Une des façons d’aborder l’existence est ce qu’on appelle la nostalgie : le souvenir d’un soi-disant bon vieux temps, celui par exemple du miracle économique. Dans la culture pop, cela correspond à la mode du « rétro » : sitôt les producteurs à court d’idées, ils réchauffent de vieux trucs sous une forme légèrement modifiée. Et avec Tatort[1], qui est rediffusé sur une petite chaîne pour la énième fois, on risque toujours de tomber sur un épisode que l’on a déjà vu il y a quelques années. Sans que l’on sache pourquoi ni comment, s’est répandu le credo selon lequel il suffirait de jeter un œil dans le passé pour y trouver une recette à l’usage du présent. Comment expliquer sinon le fait que les politiques, les médias et les économistes soient perpétuellement en quête de parallèles historiques pour rendre compte du développement de la crise ? Quiconque ouvre le journal a souvent l’impression de lire un cours d’histoire.
Qu’ils s’intéressent à la spéculation financière façon casse-cou, à la recrudescence des banqueroutes d’Etat ou encore à telle ou telle union monétaire naufragée, nos historiens de l’économie n’ont aujourd’hui que l’embarras du choix. La morale de l’histoire ? Tout s’est déjà produit auparavant, ce n’est pas si grave, tout est gérable.

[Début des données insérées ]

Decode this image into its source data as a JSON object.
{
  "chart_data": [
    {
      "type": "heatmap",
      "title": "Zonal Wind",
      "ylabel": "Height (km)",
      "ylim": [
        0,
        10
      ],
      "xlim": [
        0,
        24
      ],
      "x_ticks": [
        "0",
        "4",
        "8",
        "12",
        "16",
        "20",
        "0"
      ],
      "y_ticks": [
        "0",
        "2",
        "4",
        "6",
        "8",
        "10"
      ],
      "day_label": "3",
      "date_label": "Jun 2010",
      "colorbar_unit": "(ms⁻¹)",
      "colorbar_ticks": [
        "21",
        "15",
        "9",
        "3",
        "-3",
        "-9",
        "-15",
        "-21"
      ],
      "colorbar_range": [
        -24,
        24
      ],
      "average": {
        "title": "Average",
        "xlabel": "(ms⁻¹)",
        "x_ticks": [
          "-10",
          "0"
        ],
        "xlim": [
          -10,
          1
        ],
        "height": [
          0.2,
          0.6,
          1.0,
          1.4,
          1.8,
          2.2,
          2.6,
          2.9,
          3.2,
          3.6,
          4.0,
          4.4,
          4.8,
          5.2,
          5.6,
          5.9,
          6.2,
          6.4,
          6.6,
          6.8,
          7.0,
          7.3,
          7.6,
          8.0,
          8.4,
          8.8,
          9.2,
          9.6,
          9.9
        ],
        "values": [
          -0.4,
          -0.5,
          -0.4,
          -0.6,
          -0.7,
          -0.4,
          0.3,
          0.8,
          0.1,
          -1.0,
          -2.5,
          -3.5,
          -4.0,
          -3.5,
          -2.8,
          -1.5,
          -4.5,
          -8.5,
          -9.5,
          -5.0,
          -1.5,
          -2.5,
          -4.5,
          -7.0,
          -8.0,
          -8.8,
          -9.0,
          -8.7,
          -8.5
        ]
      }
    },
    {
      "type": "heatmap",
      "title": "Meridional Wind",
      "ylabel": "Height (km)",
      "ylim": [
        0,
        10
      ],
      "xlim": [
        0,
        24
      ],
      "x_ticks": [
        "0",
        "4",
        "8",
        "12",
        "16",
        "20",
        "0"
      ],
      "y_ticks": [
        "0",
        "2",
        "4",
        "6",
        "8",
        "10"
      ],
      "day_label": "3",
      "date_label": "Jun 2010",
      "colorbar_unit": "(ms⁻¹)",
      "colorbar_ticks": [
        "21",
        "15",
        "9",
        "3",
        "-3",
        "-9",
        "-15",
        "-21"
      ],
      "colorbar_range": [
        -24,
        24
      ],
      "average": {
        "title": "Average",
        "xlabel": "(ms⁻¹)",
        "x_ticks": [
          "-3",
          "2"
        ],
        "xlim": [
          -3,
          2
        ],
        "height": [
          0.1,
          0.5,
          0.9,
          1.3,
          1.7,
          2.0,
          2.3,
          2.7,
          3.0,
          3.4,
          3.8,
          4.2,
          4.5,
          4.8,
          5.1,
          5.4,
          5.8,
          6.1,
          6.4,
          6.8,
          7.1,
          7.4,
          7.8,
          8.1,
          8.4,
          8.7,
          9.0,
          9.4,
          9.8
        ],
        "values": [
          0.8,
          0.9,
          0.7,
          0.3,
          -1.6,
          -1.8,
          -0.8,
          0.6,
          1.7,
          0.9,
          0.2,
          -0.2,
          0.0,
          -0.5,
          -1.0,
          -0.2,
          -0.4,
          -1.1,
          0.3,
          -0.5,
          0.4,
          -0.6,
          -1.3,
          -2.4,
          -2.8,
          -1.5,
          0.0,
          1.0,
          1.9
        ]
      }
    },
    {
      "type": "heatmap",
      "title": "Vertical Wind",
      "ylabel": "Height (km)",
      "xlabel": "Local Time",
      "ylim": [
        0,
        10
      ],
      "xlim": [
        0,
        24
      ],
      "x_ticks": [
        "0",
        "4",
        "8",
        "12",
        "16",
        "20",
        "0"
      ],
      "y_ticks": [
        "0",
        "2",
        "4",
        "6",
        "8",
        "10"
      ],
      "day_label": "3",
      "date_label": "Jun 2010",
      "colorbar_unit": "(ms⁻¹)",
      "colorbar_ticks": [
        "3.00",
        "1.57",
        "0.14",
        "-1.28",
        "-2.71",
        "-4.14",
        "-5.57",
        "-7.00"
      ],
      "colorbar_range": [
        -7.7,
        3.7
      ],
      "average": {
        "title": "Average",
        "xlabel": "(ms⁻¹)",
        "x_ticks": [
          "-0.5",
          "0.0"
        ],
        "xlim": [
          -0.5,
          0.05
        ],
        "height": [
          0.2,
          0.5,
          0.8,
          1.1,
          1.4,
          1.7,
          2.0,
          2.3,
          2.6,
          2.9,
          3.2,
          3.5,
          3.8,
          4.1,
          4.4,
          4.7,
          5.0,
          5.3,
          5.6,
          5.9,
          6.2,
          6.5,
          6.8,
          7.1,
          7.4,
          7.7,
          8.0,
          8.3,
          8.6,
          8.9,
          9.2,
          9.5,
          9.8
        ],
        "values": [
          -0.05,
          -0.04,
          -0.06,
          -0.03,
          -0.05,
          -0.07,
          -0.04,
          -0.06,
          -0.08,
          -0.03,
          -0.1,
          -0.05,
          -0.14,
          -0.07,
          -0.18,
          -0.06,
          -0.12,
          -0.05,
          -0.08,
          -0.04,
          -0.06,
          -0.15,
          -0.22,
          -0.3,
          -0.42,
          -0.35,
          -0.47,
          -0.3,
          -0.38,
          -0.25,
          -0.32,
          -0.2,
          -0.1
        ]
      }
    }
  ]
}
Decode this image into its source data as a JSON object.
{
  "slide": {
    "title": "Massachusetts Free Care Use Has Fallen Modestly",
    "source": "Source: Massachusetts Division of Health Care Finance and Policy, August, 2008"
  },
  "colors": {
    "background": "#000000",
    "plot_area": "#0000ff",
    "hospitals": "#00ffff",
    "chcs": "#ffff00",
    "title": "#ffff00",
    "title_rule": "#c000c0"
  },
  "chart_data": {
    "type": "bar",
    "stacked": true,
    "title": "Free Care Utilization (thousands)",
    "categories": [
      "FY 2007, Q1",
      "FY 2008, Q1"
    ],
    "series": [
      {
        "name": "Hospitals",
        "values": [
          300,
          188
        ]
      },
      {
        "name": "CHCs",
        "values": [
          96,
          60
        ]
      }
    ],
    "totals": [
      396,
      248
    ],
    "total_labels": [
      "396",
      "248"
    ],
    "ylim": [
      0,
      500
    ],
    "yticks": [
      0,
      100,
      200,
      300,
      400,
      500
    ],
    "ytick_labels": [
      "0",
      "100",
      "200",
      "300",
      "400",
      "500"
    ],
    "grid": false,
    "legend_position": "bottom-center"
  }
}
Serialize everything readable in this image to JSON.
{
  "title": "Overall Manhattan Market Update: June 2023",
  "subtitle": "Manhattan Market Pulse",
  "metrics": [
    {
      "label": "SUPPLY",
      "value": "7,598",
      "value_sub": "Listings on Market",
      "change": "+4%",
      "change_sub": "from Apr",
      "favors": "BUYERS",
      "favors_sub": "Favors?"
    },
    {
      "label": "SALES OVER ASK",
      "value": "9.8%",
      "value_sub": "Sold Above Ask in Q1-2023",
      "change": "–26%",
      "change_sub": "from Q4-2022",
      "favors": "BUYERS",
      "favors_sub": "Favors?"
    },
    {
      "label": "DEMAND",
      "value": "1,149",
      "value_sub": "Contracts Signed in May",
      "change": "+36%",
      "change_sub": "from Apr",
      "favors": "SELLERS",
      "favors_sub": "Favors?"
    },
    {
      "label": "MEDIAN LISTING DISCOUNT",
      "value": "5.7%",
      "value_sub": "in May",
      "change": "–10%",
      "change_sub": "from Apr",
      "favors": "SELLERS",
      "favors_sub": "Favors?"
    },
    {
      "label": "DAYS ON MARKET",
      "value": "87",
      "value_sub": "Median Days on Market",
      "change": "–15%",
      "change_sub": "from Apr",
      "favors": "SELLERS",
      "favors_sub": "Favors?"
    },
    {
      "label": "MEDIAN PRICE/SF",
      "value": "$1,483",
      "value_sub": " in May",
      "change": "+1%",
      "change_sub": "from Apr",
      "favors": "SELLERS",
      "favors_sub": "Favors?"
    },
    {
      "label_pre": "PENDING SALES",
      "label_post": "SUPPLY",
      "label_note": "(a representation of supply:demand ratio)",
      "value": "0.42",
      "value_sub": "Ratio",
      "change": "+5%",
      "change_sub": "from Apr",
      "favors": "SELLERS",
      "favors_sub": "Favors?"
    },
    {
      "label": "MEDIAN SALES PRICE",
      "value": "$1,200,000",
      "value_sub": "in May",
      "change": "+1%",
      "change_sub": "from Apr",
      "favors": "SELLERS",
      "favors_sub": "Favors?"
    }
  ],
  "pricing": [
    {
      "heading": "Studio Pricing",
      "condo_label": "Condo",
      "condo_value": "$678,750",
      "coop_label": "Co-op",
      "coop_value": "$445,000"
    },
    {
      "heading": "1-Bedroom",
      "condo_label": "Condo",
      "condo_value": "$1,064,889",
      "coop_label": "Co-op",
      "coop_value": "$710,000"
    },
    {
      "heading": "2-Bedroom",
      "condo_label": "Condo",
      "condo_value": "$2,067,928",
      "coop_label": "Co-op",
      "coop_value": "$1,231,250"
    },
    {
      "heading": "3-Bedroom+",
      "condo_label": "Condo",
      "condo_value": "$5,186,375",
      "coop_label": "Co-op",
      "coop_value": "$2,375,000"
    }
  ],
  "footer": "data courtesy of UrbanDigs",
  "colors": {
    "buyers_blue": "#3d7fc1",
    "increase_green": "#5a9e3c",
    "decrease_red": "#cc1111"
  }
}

Le père de la pensée, ici, n’est plus seulement le désir[2] mais aussi une certaine vision du capitalisme comme éternel retour. Tantôt l’économie s’envole, tantôt elle s’effondre, voilà tout ; chaque année, chaque siècle a ses gagnants et ses perdants. Mais en principe, affirme le credo, tout cela continuera indéfiniment.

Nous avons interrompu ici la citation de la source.